5. Boston. Third true home. I first visited Boston as an adult for Arisia 2004, escaping an Atlanta dramasplosion. Fell in love with the city, and with one of the denizens thereof. The latter only lasted a year, but led me to the Boston geek-and/or-poly community I was lauding yesterday. Felt like home immediately. (Also, benefits of being in a community of people who've known each other for 20+ years? The bugfuck nuts people have been nudged aside. Well, most of them. But that's a long story.) I gradually realized, thanks to the 'net and the Boston crowd, that most of my friends and support system were in the Northeast. This, at a time when I was feeling ever more isolated in Atlanta, and really needed better medical options. Welcome to Boston. We can has doctors. And public transit. The person who originally started the "move to Boston" chant... long story, as I said. But even after that madness, I asked people in the community: "Should I still do it?" and the answer was a resounding yes from all quarters. (And some offers to pre-screen future partners.) So we did it.

It is worthy of note that there are only two cities I've every had a sense of direction in: Vegas and Boston. Never figured out how to get anywhere in Atlanta. When I was asked, during a birthday trip to Boston, what direction something was in, I surprised myself by pointing and rattling off directions. So... yeah. This was home. :)

Vegas... you can read about my love for Vegas in Places You Haunt and Walking on Water. It is a town of multiple faces, candied and sick and harsh and unforgiving, and what I write about is not the Strip, it's about what happens when Vegas strips you down to the bone.
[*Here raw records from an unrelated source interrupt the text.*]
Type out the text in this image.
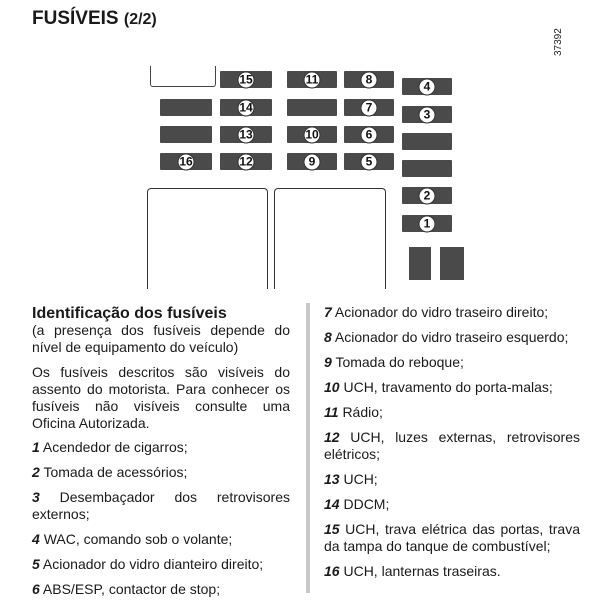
FUSÍVEIS (2/2)
37392
15	11	8	4
14	7	3
13	10	6
16	12	9	5
2
1

Identificação dos fusíveis

(a presença dos fusíveis depende do nível de equipamento do veículo)

Os fusíveis descritos são visíveis do assento do motorista. Para conhecer os fusíveis não visíveis consulte uma Oficina Autorizada.

1 Acendedor de cigarros;

2 Tomada de acessórios;

3 Desembaçador dos retrovisores externos;

4 WAC, comando sob o volante;

5 Acionador do vidro dianteiro direito;

6 ABS/ESP, contactor de stop;

7 Acionador do vidro traseiro direito;

8 Acionador do vidro traseiro esquerdo;

9 Tomada do reboque;

10 UCH, travamento do porta-malas;

11 Rádio;

12 UCH, luzes externas, retrovisores elétricos;

13 UCH;

14 DDCM;

15 UCH, trava elétrica das portas, trava da tampa do tanque de combustível;

16 UCH, lanternas traseiras.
Who are you, when there is no pretense?

Boston is where my community is. Boston is streets of brick and stone and surprises in alleyways and bits of wonder everywhere.

They're both geographic home. Florida is home of habit. Boston's social home.

And the 'net?

I imagine myself invisible and immaterial. I imagine being able to reach through this series of tubes and hug tablesaw and ojouchan in California, spend the day with azhure in Australia, geek out with themaskmaker and haikujaguar in the same place. I imagine curling up with Spooky, with harkalark. Playing with gwynraven's cats. And for all that Boston is Home to me, I'm also a child of the aether. I find home with so many people in so many places. This is, perhaps, why I can never feel rooted to any one place. Much as I love where I am now, where I am means I don't get to see felisdemens on a daily basis. So... I'm perpetually a little bit wistful.

Where is your Home? Why is that home? Do you live there now? Tell me about it.